New York University: Scientists Explore Tesla Roads Not Taken—and Find New Potential Present-Day Utility
A valve invented by engineer Nikola Tesla a century ago is not only more functional than previously realized, but also has other potential applications today, a team of researchers has found.
A valve invented by engineer Nikola Tesla a century ago is not only more functional than previously realized, but also has other potential applications today, a team of researchers has found after conducting a series of experiments on replications of the early 20th-century design.

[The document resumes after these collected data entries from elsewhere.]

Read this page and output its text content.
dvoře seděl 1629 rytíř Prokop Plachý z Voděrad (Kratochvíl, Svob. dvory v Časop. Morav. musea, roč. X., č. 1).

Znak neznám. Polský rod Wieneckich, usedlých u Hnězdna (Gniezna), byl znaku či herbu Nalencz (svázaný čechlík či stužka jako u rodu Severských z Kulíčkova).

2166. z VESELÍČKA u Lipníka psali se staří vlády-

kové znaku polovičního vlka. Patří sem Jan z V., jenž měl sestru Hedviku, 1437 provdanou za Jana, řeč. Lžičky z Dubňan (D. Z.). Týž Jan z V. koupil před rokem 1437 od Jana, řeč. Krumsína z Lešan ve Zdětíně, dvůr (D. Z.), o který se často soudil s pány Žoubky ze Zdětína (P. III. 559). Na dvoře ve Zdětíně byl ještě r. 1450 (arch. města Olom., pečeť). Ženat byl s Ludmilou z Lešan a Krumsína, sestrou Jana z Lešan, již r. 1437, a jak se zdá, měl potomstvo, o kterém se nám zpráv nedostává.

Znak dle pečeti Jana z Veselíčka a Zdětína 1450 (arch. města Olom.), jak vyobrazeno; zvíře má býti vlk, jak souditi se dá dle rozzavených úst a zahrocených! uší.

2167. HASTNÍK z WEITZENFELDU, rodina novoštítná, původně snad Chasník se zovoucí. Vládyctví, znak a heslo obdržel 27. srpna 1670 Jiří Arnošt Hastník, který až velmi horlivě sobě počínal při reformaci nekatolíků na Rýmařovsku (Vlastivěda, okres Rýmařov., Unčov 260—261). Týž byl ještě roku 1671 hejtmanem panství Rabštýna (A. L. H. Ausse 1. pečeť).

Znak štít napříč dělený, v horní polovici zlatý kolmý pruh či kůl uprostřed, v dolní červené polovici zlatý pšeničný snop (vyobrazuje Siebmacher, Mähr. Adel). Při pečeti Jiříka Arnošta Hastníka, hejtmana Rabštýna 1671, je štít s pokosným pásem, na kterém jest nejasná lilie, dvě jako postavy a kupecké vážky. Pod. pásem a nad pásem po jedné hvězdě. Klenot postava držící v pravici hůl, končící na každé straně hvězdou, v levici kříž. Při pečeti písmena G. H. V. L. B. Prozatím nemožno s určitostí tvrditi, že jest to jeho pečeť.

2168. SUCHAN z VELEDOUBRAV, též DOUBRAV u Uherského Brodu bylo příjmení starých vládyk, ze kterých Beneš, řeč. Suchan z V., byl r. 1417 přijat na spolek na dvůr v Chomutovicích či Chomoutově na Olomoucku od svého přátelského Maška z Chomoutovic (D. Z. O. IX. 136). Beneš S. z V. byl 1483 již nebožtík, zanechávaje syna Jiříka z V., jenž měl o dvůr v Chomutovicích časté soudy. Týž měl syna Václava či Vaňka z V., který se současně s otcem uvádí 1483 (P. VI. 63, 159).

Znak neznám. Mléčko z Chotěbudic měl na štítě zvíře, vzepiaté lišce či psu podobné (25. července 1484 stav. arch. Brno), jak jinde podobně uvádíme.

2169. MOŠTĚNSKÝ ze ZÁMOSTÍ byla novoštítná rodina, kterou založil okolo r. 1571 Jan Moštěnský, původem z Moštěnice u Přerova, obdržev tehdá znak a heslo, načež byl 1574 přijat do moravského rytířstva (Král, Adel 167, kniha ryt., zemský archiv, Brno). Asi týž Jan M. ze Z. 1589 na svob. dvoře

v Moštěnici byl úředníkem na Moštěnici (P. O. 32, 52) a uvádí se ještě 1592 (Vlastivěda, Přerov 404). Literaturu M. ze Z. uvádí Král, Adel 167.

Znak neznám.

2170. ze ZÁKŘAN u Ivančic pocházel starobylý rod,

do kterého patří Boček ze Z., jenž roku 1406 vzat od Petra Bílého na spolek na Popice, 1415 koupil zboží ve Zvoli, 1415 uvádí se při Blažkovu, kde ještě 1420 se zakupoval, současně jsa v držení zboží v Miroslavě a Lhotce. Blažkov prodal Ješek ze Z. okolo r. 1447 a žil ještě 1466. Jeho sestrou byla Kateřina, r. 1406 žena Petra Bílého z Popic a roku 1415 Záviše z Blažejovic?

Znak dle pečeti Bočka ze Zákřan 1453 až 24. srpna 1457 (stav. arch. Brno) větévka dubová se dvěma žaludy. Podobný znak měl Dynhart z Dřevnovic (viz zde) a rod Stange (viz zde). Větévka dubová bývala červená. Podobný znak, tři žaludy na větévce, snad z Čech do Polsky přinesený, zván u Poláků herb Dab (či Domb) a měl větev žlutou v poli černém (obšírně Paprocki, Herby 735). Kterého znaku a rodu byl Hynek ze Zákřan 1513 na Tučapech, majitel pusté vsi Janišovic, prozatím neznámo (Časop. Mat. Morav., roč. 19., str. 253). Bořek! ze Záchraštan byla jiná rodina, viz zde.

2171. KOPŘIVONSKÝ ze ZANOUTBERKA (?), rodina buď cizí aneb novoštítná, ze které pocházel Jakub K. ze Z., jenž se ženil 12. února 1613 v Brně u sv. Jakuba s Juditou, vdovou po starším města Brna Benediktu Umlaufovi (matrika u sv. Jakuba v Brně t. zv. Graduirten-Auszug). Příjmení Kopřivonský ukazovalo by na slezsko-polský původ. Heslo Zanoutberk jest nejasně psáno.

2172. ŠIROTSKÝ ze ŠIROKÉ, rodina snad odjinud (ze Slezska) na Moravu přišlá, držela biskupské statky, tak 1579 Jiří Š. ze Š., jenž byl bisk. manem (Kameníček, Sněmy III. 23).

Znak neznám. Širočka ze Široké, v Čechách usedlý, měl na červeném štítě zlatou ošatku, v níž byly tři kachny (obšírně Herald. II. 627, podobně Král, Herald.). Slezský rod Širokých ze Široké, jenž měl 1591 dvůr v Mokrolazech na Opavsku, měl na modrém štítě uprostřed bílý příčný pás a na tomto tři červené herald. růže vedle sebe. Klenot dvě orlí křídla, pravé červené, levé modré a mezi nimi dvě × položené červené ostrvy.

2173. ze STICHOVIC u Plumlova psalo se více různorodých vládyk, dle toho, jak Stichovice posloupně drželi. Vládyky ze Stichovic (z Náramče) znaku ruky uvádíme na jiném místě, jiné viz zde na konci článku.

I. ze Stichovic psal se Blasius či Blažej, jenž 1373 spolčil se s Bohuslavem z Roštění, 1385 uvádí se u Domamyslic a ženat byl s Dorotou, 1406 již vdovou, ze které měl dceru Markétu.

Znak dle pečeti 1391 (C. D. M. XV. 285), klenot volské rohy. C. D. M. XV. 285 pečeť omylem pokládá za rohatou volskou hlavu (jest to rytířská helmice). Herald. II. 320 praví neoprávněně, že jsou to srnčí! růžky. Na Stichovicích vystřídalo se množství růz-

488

Its findings, reported in the journal Nature Communications, suggest that Tesla’s device, which he called a “valvular conduit,” could harness the vibrations in engines and other machinery to pump fuel, coolants, lubricants, and other gases and liquids.
Now known as the Tesla Valve, the patented device has inspired strategies for directing streams within flow networks and circuits.
“It’s remarkable that this 100-year-old invention is still not completely understood and may be useful in modern technologies in ways not yet considered,” explains Leif Ristroph, an associate professor in New York University’s Courant Institute of Mathematical Sciences and the paper’s senior author. “While Tesla is known as a wizard of electric currents and electrical circuits, his lesser-known work to control flows or fluid currents was truly ahead of its time.”
The Tesla Valve—a series of interconnected teardrop-shaped loops—was designed to pass flows of fluid in only one direction and with no moving parts. The device provides a clear path for forward flows, but the route is slower for reverse flows—but this latter drawback in fact points to a potential, unrealized benefit in circumstances when flows need to be controlled rather than unleashed.
Comparison of flows in the reverse direction (right to left) at three different speeds. The water current is visualized with green and blue dyes, showing that the flows are increasingly disrupted at higher speeds.
To understand the valve’s functionality, Ristroph and his co-authors, Quynh Nguyen, an NYU physics graduate student, and Joanna Abouezzi, an NYU undergraduate at the time of the research, conducted a series of experiments in NYU’s Applied Mathematics Lab. Here, they replicated the Tesla Valve’s design and subjected it to tests that measured its resistance to passing flow in the two directions.
Overall, they found that the device responds a bit like a switch. At low flow rates there is no difference in resistance for forward and reverse flows, but above a certain flow speed the device abruptly “turns on” and significantly checks or resists reverse flows.
“Crucially, this turn-on comes with the generation of turbulent flows in the reverse direction, which ‘plug’ the pipe with vortices and disrupting currents,” explains Ristroph. “Moreover, the turbulence appears at far lower flow rates than have ever previously been observed for pipes of more standard shapes—up to 20 times lower speed than conventional turbulence in a cylindrical pipe or tube. This shows the power it has to control flows, which could be used in many applications.”
In addition, they found that the valve works even better when the flow is not steady—when it comes in pulses or oscillations, which the device then converts into smooth and directed output flow. This pumping action mimics the AC-DC converters that transform alternating current to direct current.
“We think this is what Tesla had in mind for the device, since he was thinking about analogous operations with electrical currents,” observes Ristroph. “He in fact is most famous for inventing the AC motor as well as an AC-DC converter.”
Today, given the valve’s ability to control flows and to generate turbulence at low speeds, Ristroph sees possibilities for Tesla’s early 20th-century invention.
“Tesla’s device is an alternative to the conventional check valve, whose moving parts tend to wear out over time,” Ristroph explains. “And now we know it is very effective at mixing, and it could be used to harness the vibrations in engines and machinery to pump fuel, coolant, lubricant, or other gases and liquids.”